Dolphin, who has also criticised past government social security reforms, said she had decided to join the commission because she wanted to “make a difference to the lives of disabled people” and that the main “driving force” for doing so was “the quality of the other commissioners and the important scope of the work”.
Hoque, who has carried out influential research exposing the flaws of the government’s Disability Confident scheme, said he had been working with Lord Shinkwin over the last year on issues such as the need for mandatory disability pay gap reporting, reform of Disability Confident, and the need for employers to do more on disability employment.
He said he hoped these recommendations for reform would “feature heavily in the Disability Commission’s thinking”.

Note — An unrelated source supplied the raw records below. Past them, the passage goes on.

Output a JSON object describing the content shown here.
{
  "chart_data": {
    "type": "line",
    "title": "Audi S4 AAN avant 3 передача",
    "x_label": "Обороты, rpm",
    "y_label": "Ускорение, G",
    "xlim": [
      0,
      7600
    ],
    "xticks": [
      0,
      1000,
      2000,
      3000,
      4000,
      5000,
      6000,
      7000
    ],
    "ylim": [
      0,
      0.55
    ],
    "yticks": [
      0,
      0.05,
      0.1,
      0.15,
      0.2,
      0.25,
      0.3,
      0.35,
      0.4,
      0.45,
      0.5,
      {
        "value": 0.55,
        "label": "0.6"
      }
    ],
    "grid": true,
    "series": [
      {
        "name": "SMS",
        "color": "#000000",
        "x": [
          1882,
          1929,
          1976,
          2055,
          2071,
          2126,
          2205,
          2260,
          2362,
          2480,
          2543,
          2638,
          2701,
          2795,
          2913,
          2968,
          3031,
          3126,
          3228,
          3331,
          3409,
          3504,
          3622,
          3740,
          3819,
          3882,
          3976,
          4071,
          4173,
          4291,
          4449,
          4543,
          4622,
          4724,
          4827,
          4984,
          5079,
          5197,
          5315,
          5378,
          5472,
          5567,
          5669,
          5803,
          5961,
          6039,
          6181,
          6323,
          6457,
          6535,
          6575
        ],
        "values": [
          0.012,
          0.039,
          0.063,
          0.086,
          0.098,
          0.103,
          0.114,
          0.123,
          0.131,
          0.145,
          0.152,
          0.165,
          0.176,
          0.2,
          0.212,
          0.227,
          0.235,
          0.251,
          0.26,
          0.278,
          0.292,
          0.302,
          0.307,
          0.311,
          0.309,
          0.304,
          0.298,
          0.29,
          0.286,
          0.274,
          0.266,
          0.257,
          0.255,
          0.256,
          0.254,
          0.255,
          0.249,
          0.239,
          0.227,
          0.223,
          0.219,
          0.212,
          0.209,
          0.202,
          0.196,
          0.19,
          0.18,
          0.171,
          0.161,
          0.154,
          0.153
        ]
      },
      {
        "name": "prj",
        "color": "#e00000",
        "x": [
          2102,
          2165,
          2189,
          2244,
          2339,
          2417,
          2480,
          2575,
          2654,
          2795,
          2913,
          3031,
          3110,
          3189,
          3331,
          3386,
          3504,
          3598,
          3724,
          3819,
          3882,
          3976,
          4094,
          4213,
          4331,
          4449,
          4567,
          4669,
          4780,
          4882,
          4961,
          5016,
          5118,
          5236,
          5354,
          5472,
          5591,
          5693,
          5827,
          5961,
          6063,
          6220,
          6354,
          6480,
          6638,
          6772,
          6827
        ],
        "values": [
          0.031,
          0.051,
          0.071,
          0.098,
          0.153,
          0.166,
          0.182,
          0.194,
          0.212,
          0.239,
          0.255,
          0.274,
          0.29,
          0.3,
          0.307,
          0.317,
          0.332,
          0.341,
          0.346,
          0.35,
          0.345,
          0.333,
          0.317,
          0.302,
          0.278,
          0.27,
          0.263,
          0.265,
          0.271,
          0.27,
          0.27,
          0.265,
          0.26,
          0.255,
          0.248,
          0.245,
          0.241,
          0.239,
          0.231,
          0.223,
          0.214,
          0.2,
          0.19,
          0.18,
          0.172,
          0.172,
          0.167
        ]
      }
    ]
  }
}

He said he also hoped CSJ’s track record in influencing government policy would “prove extremely helpful” in ensuring these and other recommendations were included in the government’s Disability Strategy.
He added: “The bodies funding the CSJ will have no input into the commission or its recommendations, there are very strict editorial standards in place (and were they to try – not that they will – the commissioners would resist this with the utmost vehemence).”